A look at the eats and treats of our city’s latest dining trend
Food trucks have become mainstream since the Food Network began airing shows like Eat St. and The Great Food Truck Race.
Eight food trucks have rolled into Calgary, each serving its own style of food.
Lani Buchanan and her sister Lisa Buchanan serve up good eats in their fry truck.
Photo: Kim Wright
Perogy Boyz serves up Eastern European inspired street food, and yes they have perogies.
Fries and Dolls has what can only be called gourmet fries served in either a ‘B’ cup or a ‘D’ cup.
BlamWich! is filling Calgarians’ bellies with big ol’ sandwiches, including one with maple cured and Canadian bacon, with a bacon aioli spread.
Los Compadres, means Calgary finally has a taco truck, and it’s about darn time.
JoJo’s BBQ, is your answer if you have a hankerin’ for a pulled pork sandwich. The truck is run by a self confessed, “rocker chick.”

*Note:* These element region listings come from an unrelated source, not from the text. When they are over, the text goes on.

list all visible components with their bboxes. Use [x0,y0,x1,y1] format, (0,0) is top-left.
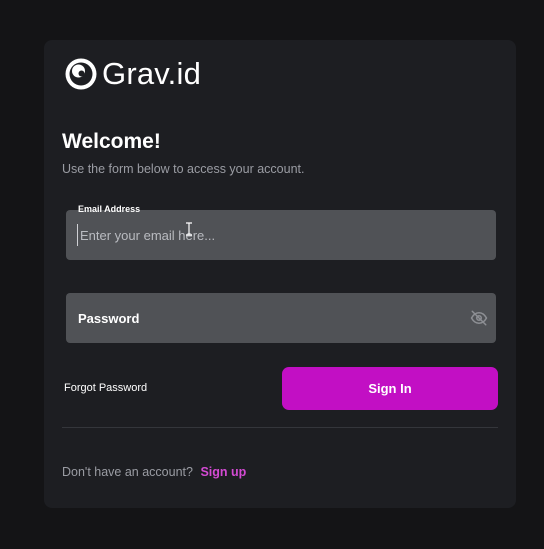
sign-in-button[interactable]: Sign In [282,367,498,410]
signup-prompt-text: Don't have an account? [62,465,193,479]
text-cursor-icon [186,222,192,236]
orbit-circle-icon [65,58,97,90]
email-field[interactable]: Email Address [66,204,496,260]
divider [62,427,498,428]
login-card: Grav.id Welcome! Use the form below to a… [44,40,516,508]
forgot-password-link[interactable]: Forgot Password [64,382,147,394]
password-input[interactable] [78,293,438,343]
eye-off-icon[interactable] [470,309,488,327]
page-subtitle: Use the form below to access your accoun… [62,162,305,176]
email-input[interactable] [77,224,440,246]
password-field[interactable] [66,293,496,343]
signup-prompt: Don't have an account? Sign up [62,465,246,479]
email-label: Email Address [78,204,141,214]
page-title: Welcome! [62,130,161,153]
sign-up-link[interactable]: Sign up [200,465,246,479]
brand-name: Grav.id [102,56,202,91]
brand-logo: Grav.id [64,57,201,91]
login-page: Grav.id Welcome! Use the form below to a… [0,0,544,549]
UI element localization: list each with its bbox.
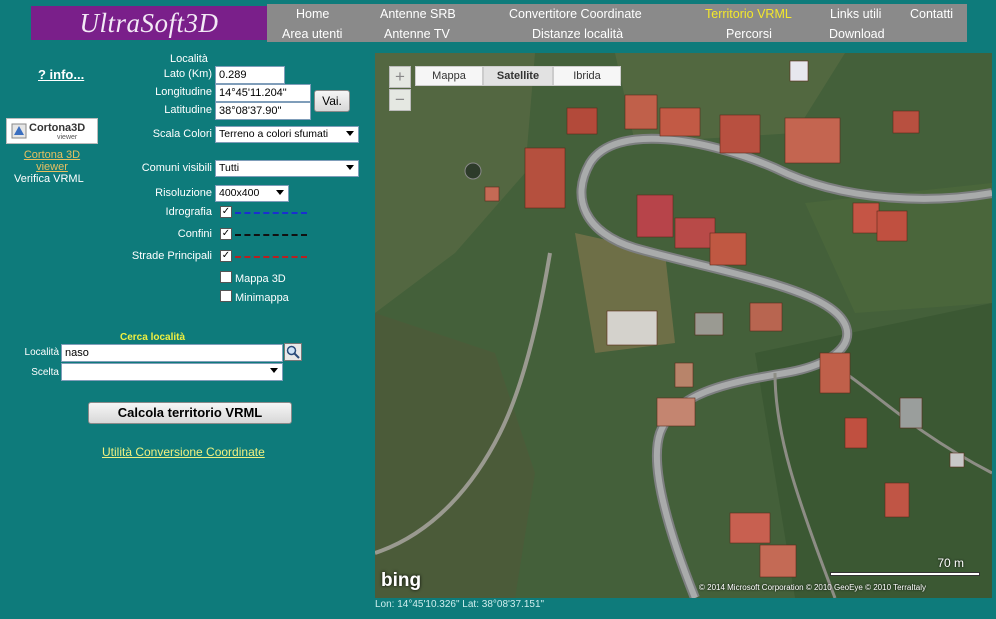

Pimento’s Mobile Pizzeria offers gourmet pizzas, whether personal size or for sharing.
Alley Burger offers reasonably priced burgers. Once served out the back door of the restaurant, CharCut, these deli burgers are now reaching a much bigger audience.
Fiasco Gelato is the only dessert truck on the block, giving Calgarians a chance to cool off
Food trucks in the winter
Some food lovers may wonder about the viability of the food truck scene in sub-zero temperatures. Lani Buchanan, owner of Fries and Dolls, says Chicago is already proving it’s possible. “Chicago has brutal winters and their food truck scene is great year-round. I don’t see why ours can’t do it too.”